Argand's "Reflexions" of 1815 -- An English Translation

TL;DR

This paper provides an English translation of Argand's 1815 work, highlighting his early proof of the fundamental theorem of algebra using complex plane representations, which influenced later mathematical proofs.

Contribution

It presents the first English translation of Argand's work, emphasizing his novel approach to complex numbers and his pioneering proof of the fundamental theorem of algebra.

Findings

Argand's proof is simple and direct.

He introduced complex plane representation in 1806.

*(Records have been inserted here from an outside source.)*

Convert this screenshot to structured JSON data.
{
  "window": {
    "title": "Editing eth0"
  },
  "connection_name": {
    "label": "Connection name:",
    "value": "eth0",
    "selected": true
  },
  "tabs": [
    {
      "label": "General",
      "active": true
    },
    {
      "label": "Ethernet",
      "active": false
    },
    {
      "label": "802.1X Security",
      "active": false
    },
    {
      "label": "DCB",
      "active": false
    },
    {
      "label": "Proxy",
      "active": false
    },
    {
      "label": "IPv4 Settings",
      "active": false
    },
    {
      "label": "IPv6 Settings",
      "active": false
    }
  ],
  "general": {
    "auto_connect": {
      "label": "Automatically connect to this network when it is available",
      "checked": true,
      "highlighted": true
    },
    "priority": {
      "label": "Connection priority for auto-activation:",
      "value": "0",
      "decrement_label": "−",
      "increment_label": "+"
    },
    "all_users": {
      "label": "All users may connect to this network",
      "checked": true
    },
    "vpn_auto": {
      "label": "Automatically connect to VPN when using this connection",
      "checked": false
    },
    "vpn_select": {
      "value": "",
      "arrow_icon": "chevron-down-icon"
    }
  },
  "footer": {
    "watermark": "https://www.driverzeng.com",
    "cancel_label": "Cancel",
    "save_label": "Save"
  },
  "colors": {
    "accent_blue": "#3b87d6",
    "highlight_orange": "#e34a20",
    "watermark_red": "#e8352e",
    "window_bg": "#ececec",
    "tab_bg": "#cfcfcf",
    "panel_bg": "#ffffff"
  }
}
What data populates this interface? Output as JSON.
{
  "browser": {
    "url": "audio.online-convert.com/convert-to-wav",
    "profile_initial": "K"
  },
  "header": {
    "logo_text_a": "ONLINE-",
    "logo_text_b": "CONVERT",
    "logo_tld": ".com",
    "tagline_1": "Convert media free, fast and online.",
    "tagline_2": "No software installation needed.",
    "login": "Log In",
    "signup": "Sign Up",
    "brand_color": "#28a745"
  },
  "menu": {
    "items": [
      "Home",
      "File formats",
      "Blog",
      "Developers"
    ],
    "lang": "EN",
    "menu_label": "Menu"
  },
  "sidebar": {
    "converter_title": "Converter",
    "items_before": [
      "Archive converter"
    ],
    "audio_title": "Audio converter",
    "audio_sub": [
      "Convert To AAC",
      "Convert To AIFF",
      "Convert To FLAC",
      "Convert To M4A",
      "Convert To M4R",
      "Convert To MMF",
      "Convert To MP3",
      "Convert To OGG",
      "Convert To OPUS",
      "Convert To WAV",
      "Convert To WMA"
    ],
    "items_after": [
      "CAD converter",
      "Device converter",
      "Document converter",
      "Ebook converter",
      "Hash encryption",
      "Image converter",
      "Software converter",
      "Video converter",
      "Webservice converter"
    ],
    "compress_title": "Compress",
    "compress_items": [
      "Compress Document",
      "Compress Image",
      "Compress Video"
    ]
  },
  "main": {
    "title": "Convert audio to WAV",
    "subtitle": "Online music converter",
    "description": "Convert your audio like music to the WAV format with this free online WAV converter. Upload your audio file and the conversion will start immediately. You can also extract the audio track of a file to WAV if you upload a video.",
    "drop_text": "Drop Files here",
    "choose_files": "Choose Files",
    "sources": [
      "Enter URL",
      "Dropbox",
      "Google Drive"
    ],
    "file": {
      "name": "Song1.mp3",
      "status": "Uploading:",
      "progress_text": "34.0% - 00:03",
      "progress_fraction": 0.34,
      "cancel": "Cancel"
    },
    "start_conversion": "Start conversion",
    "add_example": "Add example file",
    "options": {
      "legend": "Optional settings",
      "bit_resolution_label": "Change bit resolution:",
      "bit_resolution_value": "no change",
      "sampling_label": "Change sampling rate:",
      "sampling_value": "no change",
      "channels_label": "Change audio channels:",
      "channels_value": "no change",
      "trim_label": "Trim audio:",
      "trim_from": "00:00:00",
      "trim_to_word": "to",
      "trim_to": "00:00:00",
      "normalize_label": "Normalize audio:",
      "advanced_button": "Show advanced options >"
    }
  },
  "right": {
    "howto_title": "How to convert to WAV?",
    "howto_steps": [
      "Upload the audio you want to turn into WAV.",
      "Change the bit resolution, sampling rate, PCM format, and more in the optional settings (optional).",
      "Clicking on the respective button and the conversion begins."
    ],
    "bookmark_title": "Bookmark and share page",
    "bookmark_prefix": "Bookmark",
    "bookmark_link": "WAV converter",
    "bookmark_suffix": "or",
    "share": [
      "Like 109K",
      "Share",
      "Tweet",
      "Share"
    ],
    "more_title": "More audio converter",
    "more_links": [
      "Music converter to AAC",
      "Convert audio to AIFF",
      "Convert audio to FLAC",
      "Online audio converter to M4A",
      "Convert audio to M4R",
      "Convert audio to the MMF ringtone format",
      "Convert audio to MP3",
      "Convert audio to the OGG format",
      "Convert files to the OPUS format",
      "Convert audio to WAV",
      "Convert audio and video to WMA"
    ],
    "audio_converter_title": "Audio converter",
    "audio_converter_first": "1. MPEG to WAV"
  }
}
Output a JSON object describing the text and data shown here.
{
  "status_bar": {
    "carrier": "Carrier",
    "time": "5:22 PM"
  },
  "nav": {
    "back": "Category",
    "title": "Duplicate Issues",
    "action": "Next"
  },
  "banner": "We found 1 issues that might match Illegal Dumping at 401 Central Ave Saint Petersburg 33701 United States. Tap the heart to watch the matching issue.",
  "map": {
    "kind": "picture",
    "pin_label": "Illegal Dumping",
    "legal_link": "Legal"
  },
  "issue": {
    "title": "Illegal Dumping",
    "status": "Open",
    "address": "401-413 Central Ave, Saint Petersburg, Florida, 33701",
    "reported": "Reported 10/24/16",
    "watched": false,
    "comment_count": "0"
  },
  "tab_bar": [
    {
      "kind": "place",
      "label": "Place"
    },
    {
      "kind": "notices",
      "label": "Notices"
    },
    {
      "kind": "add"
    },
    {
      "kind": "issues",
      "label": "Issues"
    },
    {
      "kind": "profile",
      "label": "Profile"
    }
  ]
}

His proof influenced 19th-century mathematics.

Abstract

This is a translation from French into English of Argand's "Reflexions sur la nouvelle th\'eorie des imaginaires, suivies d'une application \`a la d\'emonstration d'un th\'eor\`eme d'analise", published in 1815. Argand reprises the method of representing complex numbers as points in the plane, which he first introduced in 1806. He takes up complex addition, multiplication, division, root taking, and absolute value. He gives an early and perhaps the first valid proof of the fundamental theorem of algebra, assuming only that the absolute value of a polynomial with complex coefficients assumes an absolute minimum in the complex plane. Argand's proof is simple and direct, variants of it being reproduced by Cauchy and textbook writers throughout the nineteenth century.